José Martínez Torres*

* Universidad Autónoma de Chiapas, Chiapas, México, martinez_torres55@hotmail.com

Castro MÁ, coordinador y editor. El viajero y la ciudad. Colaboración de Romero Valle AM. México: UNAM, IIB, 2017, 331 pp., il. ISBN: 978-607-02-8913-2

Recepción: 27.11.17 / Aceptación: 04.12.17



El viajero y la ciudad reúne testimonios de viajes, recorridos y trayectos de mexicanos en ciudades europeas, así como de extranjeros que deambularon por la capital de la República, ambos viajeros con los más diversos propósitos. Este volumen, que editó y coordinó Miguel Ángel Castro con la colaboración de Ana María Romero Valle, muestra testimonios de “prudentes sedentarios” que devienen “impacientes nómadas”; da cuenta del viaje como iniciación y ritual, esplendor y miseria de las grandes capitales modernas, imaginación y decantación de experiencias mediante la escritura de diarios, libros, artículos, cartas.

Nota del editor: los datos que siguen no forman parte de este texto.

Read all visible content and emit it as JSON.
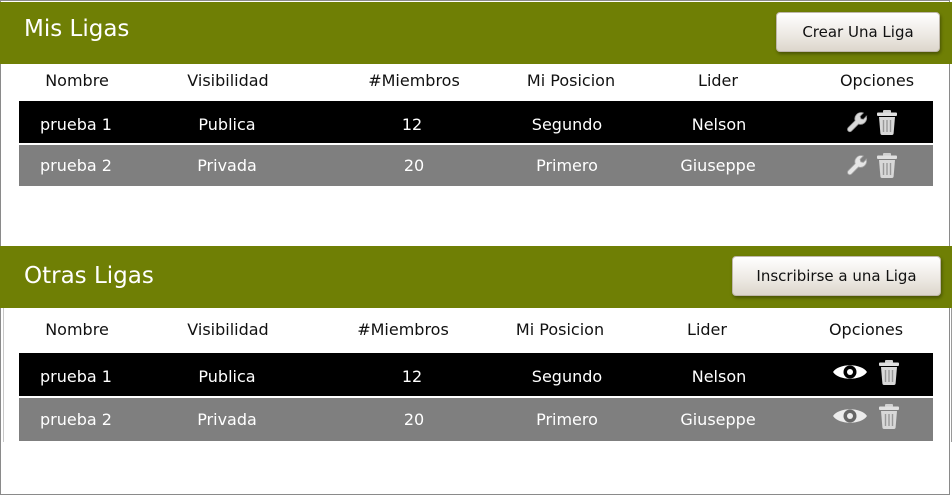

Aquí se encuentran datos e interpretaciones, tipologías y tendencias literarias, lo mismo que agradables sorpresas, como la que yo tuve al ver referido el apellido Sartorius en la colaboración de Edwin Alcántara, “Carl Christian Sartorius: la vida cotidiana y política en la Ciudad de México en 1850” (pp. 156-159). Este alemán fue viajero, filólogo y autor de libros muy apreciados, en uno de los cuales señala que mientras en las ciudades europeas cada puerta, muralla, templo, torre, fuente, castillo, calleja o casa son una reliquia de la vida íntima del pueblo, en México nadie sabe dónde cayó muerto Moctezuma, dónde era adorado Tláloc, dónde saltó el canal Pedro de Alvarado o dónde estuvo situada la casa de Hernán Cortés. Entre verdades como la anterior, escribe que las fondas son lugares muy buenos y baratos para comer, aunque “no se utilizan cuchillos ni tenedores, los manteles no son precisamente blancos y las servilletas han adquirido el color de los guisados” (p. 167). Por el apellido, el ilustre Sartorius -quien llegó a ser consultado por Maximiliano debido a sus conocimientos sobre el país y que tuvo la utopía de hacer un pequeño estado alemán en Huatusco, Veracruz, en el rancho El Mirador- debía ser ancestro de mi amiga Ingrid Sartorius. Cuando le pregunté, dijo: “Claro, Sartorius era mi tatarabuelo, y El Mirador es mi casa”.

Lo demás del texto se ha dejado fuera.